Alleyn watched her for a moment and then said: “Did you drive here, Madame Lisse?”
“Yes.”
“In your own car?”
“No. My—my husband drove me. Mr. Royal unfortunately made the suggestion, which I couldn’t very well refuse.”
“Could you not? I should have thought you might have found a way out.”
She surprised him by leaning still farther forward and putting her hand on the arm of his chair. It was a swift intimate gesture that brought her close to him.
“I see I must explain,” said Madame Lisse.
“Please do,” said Alleyn.
“I am a very unhappy woman, Mr.— I do not know your name.”
Alleyn told her his name and she managed to convey, with great delicacy, a suggestion of deference. “Mr. Alleyn. I didn’t know—I am so sorry. Of course I have read of your wonderful cases. I’m sure you will understand. It will be easy to explain to you, a relief, a great relief to me.” Her finger-tips brushed his sleeve. “There are more ways than one,” Alleyn thought, “of saying, ‘Dilly, dilly, dilly, come and be killed.’” But he did not answer Madame Lisse and in a moment she was launched. “I have been so terribly unhappy. You see, although I had decided I could no longer live with my husband, it wasn’t possible for either of us to leave Great Chipping. Of course it is a very large town, isn’t it? I hoped we would be able to avoid encounters but he has made it very difficult for me. You will understand what I mean. He is still devoted to me.”
She paused, gazing at him. The scene was beginning to develop in the best tradition of the French novel. If the situation had been less serious and she had been less beautiful, he might have found it more amusing, but he had a difficult job to do, and there are few men who are able to feel amusement at overwhelming beauty.
“He has haunted me,” she was saying. “I refused to see him but he lay in wait for me. He is insane. I believe him to be insane. He rang me up and implored that I should allow him to drive me to Highfold. I consented, hoping to bring him to reason. But all the way here, he begged me to return to him. I said that it was impossible and immediately he began to rave against Mr. Nicholas Compline. Nicholas Compline and I have seen a good deal of each other and he, my husband, became madly jealous of our friendship. I am a lonely woman, Mr. Alleyn, and Mr. Compline has been a kind and chivalrous friend to me. You do believe me, don’t you?” said Madame Lisse.
Alleyn said: “Is it true that some time ago you gave a dinner party to which you invited your husband and Mr. Royal, who, by the way, did not know Dr. Hart was your husband?”
He saw her eyes turn to flint but she scarcely hesitated: “It was my one attempt,” she said, “to try and establish
friendly relations. I hoped that they would take pleasure in each other’s company.”
“By gum,” thought Alleyn, “you’ve got your nerve about you!”
“Madame,” he said, “I am going to ask you a very direct question. Who you think committed this murder?”
She clasped her hands over the arm of his chair. “I had hoped,” she whispered, “that I might be spared that question.”

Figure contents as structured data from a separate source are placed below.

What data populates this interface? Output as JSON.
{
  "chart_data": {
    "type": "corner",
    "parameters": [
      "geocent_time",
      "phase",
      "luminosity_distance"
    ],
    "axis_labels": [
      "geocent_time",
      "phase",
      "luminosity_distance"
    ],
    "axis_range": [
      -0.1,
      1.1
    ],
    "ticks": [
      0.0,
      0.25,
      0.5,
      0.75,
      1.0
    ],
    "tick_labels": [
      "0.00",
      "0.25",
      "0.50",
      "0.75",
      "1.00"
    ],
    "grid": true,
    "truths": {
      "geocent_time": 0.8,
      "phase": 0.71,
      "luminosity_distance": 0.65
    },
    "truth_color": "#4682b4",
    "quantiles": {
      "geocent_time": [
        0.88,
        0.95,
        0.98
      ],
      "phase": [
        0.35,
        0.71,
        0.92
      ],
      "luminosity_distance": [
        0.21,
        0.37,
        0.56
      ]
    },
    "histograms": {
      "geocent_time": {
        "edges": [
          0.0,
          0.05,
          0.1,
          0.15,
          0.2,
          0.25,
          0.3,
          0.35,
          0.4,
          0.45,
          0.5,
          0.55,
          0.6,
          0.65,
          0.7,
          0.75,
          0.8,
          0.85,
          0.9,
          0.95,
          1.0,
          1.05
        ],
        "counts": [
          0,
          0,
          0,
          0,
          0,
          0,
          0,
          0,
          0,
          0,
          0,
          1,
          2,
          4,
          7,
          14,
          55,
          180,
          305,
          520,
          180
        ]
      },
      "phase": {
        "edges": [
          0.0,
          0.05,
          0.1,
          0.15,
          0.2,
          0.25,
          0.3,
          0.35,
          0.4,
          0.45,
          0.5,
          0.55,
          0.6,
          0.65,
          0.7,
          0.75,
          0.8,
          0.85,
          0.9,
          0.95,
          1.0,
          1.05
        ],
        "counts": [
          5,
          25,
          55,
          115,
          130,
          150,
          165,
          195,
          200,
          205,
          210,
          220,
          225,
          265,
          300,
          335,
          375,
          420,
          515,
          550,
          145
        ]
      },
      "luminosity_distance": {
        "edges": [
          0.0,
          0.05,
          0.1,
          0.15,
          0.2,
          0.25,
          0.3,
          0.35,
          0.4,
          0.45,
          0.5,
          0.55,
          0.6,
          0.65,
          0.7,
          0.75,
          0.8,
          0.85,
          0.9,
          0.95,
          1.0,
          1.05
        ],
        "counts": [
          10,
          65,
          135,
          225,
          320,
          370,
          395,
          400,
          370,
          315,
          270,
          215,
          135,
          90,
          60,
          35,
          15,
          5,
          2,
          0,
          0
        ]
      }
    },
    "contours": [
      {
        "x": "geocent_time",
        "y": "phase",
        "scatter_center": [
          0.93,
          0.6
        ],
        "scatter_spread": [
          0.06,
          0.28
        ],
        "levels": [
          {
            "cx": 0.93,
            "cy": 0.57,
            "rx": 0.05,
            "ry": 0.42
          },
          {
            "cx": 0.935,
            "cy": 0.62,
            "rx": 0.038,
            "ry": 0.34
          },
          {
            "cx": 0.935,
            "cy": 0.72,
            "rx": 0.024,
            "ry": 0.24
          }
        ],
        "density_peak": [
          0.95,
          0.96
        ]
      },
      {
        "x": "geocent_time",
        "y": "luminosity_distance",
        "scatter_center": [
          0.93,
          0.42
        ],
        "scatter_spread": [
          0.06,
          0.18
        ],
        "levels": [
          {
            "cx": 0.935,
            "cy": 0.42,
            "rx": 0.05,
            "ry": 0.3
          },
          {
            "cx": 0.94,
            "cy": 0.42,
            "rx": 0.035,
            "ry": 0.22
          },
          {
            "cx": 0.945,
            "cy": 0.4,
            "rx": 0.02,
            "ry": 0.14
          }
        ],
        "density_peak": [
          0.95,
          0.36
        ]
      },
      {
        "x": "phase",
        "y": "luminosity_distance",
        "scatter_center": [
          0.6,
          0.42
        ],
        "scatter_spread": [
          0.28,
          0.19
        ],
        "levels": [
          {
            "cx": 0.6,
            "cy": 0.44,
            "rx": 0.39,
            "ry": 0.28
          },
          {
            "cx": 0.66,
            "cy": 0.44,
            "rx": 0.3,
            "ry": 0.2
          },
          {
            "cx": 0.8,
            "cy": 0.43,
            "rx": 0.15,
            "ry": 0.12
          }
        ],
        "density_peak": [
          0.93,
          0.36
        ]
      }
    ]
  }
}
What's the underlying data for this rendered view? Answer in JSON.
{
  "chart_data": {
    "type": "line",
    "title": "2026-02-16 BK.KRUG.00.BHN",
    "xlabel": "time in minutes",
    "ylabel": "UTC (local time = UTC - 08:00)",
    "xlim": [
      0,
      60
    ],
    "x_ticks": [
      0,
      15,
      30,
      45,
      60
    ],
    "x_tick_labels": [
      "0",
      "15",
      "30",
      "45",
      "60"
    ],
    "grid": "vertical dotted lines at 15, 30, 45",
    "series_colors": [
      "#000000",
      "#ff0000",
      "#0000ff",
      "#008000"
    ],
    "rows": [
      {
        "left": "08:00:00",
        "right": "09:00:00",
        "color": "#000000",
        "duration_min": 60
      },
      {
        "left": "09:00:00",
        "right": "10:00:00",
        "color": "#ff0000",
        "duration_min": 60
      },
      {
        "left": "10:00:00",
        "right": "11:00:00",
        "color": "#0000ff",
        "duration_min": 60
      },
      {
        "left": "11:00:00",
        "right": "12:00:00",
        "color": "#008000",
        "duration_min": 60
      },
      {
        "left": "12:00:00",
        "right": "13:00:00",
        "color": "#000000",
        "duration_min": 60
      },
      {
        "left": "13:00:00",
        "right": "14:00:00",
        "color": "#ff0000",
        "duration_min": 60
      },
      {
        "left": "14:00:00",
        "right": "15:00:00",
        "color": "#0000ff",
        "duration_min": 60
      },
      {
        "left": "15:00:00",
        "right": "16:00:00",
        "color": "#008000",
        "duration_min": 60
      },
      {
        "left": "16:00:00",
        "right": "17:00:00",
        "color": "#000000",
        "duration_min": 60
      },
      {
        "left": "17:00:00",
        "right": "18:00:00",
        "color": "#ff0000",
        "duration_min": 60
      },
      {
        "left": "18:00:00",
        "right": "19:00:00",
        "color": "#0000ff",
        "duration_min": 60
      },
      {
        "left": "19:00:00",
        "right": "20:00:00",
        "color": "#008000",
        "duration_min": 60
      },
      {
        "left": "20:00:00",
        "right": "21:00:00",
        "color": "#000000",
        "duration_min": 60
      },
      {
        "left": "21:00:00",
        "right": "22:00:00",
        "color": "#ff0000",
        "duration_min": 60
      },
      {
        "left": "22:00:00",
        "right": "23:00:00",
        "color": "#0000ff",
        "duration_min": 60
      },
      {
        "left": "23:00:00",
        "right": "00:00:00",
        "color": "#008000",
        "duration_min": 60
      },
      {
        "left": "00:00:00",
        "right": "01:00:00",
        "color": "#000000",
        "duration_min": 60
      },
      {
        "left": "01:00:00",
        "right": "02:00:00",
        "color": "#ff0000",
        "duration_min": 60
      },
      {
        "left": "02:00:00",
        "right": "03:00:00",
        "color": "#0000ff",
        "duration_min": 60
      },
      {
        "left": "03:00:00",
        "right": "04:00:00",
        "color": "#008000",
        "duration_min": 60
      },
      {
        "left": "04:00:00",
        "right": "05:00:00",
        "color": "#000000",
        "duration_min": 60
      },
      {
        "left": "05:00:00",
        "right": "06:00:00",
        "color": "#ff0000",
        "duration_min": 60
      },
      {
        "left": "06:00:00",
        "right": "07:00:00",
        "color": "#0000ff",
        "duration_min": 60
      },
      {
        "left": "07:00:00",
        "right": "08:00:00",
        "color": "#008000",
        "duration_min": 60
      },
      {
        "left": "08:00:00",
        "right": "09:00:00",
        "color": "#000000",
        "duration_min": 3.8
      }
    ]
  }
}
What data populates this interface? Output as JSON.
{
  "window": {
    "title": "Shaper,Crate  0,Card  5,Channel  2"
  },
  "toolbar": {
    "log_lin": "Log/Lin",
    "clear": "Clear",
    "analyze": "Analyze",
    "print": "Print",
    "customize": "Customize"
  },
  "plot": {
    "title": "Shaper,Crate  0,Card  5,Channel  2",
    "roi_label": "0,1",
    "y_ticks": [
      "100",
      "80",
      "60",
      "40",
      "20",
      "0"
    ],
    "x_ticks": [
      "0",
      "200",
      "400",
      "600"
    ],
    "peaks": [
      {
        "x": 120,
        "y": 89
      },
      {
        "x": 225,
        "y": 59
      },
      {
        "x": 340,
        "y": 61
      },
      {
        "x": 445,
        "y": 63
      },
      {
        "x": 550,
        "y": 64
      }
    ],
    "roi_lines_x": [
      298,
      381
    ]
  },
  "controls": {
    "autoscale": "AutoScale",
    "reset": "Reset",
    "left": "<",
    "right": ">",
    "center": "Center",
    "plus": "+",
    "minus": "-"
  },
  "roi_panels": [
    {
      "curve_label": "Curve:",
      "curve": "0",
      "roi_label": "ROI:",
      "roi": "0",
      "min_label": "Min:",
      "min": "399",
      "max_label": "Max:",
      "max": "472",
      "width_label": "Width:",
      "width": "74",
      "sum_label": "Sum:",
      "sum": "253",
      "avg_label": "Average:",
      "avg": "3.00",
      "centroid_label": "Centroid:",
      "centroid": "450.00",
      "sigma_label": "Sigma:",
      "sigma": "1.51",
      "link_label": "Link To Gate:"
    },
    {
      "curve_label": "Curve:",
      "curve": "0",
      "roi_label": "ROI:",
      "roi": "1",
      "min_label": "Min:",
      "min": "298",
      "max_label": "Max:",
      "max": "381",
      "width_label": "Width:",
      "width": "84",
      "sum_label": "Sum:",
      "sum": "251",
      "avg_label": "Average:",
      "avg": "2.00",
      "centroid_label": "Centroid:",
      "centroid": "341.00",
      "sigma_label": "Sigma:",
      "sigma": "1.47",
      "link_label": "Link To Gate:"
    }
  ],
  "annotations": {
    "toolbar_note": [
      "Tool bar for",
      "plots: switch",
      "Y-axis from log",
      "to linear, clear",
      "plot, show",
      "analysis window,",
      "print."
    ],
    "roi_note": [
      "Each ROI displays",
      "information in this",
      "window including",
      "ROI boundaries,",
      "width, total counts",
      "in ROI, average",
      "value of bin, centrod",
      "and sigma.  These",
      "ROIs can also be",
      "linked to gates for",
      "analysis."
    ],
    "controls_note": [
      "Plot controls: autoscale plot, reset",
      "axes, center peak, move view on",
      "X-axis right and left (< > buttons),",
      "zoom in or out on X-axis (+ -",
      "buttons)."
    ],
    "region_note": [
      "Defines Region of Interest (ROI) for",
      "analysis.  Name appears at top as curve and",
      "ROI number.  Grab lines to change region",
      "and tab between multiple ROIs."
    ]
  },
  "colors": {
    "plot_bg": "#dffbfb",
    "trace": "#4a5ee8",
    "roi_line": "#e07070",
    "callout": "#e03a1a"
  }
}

“It is my duty to ask it,” said Alleyn solemnly.
“I must refuse to answer. How can I answer? I loved him once.”
By this remarkable statement Alleyn learned that if, as Mrs. Pouting considered, Dr. and Madame Hart were joint adventurers, the lady displayed a most characteristic readiness to betray her partner when the necessity arose.
“You will understand,” he said, “that I must question each member of the party about his or her movements on three occasions. The first is the occasion when Mr. Mandrake was thrown into the bathing-pool. Where were you at that time, Madame Lisse?”
“In bed, in my room.”
“Was anybody else in your room?”
“I believe a maid came in with my breakfast. I remember it was a very little while after she left the room that I heard voices on the terrace beneath my window and not long after that, I was told of the accident.”